DATE:
17/03/2006
By JIM HEINTZ
Associated Press Writer
MINSK, Belarus (AP) - Nine Georgian lawmakers who were to join an international monitoring mission during this weekend's presidential elections were detained at the Belarusian capital's airport, and an official said Friday they would be sent back to Georgia.
A spokesman for the Belarusian border guard forces, Vasily Kiptenko, said the nine were detained on Thursday because ``they were not desirable on our territory,'' but declined to elaborate.
The detentions came on the same day the head of the Belarusian KGB accused a Georgian lawmaker and employees of Georgian embassies in neighboring Lithuania and Ukraine of plotting subversive actions during Sunday's vote, in which authoritarian President Alexander Lukashenko seeks a third term.
A statement from the Georgian Foreign Ministry said the detention ``lays bare again the Belarus government's undisguised decision to act in defiance of the universally recognized principles of democracy and transparency in elections.''
The Georgians were to be part of the election-monitoring mission led by the Organization for Security and Cooperation in Europe. A spokesman for the OSCE's Parliamentary Assembly, Andreas Baker, said assembly officials had been in touch with the Belarusian Foreign Ministry over the detentions.

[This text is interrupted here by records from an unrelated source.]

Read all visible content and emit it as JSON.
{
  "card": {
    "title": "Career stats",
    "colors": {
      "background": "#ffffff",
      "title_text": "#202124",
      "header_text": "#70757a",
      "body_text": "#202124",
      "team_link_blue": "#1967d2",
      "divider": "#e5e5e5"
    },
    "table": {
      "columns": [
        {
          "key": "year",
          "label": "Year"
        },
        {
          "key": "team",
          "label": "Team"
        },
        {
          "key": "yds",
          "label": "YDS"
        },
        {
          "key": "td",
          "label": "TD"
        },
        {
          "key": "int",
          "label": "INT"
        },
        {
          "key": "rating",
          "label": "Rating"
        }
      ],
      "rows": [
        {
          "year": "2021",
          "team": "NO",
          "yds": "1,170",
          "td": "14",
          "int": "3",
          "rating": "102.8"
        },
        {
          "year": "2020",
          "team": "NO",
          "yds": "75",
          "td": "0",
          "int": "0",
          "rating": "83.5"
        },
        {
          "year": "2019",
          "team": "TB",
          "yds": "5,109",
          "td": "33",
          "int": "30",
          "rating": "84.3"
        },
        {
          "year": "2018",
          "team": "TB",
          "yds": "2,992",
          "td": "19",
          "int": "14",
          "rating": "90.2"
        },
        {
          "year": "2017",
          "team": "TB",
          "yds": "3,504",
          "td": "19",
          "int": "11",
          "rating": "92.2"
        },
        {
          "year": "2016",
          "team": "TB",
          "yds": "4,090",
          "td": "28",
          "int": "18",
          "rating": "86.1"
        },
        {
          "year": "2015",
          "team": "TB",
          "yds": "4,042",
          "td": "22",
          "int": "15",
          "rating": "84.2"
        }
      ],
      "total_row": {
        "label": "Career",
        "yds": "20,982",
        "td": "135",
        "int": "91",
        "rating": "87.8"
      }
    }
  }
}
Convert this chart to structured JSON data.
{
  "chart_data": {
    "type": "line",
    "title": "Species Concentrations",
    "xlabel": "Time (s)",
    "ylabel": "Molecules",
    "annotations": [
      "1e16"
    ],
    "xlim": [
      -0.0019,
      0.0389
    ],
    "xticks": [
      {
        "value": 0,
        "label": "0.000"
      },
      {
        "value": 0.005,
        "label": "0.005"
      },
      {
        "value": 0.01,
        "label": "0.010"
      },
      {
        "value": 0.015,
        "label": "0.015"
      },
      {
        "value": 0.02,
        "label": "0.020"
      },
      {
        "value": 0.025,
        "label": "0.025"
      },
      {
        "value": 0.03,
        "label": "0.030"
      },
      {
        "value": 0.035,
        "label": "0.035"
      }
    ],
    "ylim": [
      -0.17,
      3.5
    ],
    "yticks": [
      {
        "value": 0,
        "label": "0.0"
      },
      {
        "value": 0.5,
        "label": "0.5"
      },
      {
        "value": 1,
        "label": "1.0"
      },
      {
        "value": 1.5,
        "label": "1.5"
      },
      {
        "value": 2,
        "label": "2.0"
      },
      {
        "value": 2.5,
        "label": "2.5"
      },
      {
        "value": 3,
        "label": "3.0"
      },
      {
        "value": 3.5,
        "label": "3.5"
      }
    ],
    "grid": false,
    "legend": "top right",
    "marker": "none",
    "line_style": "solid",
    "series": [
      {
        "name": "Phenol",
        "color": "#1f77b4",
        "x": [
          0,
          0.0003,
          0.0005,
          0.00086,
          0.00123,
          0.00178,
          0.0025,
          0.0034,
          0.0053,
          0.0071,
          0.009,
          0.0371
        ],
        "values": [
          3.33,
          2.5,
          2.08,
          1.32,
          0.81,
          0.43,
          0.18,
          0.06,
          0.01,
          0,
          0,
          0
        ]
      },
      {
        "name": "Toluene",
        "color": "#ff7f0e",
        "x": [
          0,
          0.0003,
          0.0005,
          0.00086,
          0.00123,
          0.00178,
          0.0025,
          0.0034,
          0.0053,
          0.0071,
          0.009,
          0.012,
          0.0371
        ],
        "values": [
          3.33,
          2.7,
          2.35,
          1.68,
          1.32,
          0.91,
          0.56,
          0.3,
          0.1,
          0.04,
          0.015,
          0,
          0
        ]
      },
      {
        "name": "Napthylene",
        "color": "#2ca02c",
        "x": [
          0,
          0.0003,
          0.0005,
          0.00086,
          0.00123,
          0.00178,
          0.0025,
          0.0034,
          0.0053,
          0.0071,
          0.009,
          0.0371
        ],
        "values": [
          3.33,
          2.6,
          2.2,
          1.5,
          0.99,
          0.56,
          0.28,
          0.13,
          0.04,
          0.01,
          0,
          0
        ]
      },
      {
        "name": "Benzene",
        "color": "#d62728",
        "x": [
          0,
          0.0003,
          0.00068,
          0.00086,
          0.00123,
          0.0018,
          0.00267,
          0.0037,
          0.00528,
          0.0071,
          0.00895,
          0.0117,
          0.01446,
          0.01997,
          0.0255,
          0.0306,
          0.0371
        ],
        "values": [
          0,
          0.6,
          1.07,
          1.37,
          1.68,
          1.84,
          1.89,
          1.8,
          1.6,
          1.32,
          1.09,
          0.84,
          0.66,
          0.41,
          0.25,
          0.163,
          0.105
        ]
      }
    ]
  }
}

Belarusian officials have repeatedly alleged that the opposition, with Western backing, aims to mount massive protests after the election, like those in Georgia, Ukraine and Kyrgyzstan - also ex-Soviet states - that helped bring opposition figures to power over the past two years.
The government has banned demonstrations on election day and KGB chief Stepan Sukhorenko said Thursday that any protesters who take to the streets could be subject to terrorism charges.
Opposition candidates have been given little coverage - and much of that dismissive - in state-controlled media, and Belarus' few independent newspapers are under increasing pressure.
On Thursday, hundreds of thousands of copies of the independent newspaper Tovarishch (Comrade) were seized by KGB agents and security police in Minsk, said the newspaper's editor, Sergei Vaznyak.
``There is general hysteria in the country. The people are being prevented from making a conscious choice,'' said Vaznyak, who also is press secretary for Alexander Milinkevich, the main opposition candidate.
Western countries are lobbing almost-daily criticism against Belarusian authorities for a repressive pre-election climate.
The European Parliament and the U.S. House of Representatives on Thursday issued a joint letter to the people of Belarus saying ``we are deeply concerned about the violations of democratic principles in the election campaign ... we condemn the ongoing erosion of freedom by the Belarusian government and by the current president and presidential candidate Alexander Lukashenko.''
Lukashenko, post-Soviet Belarus' only president, has increasingly tightened his grip on the country since taking office in 1994.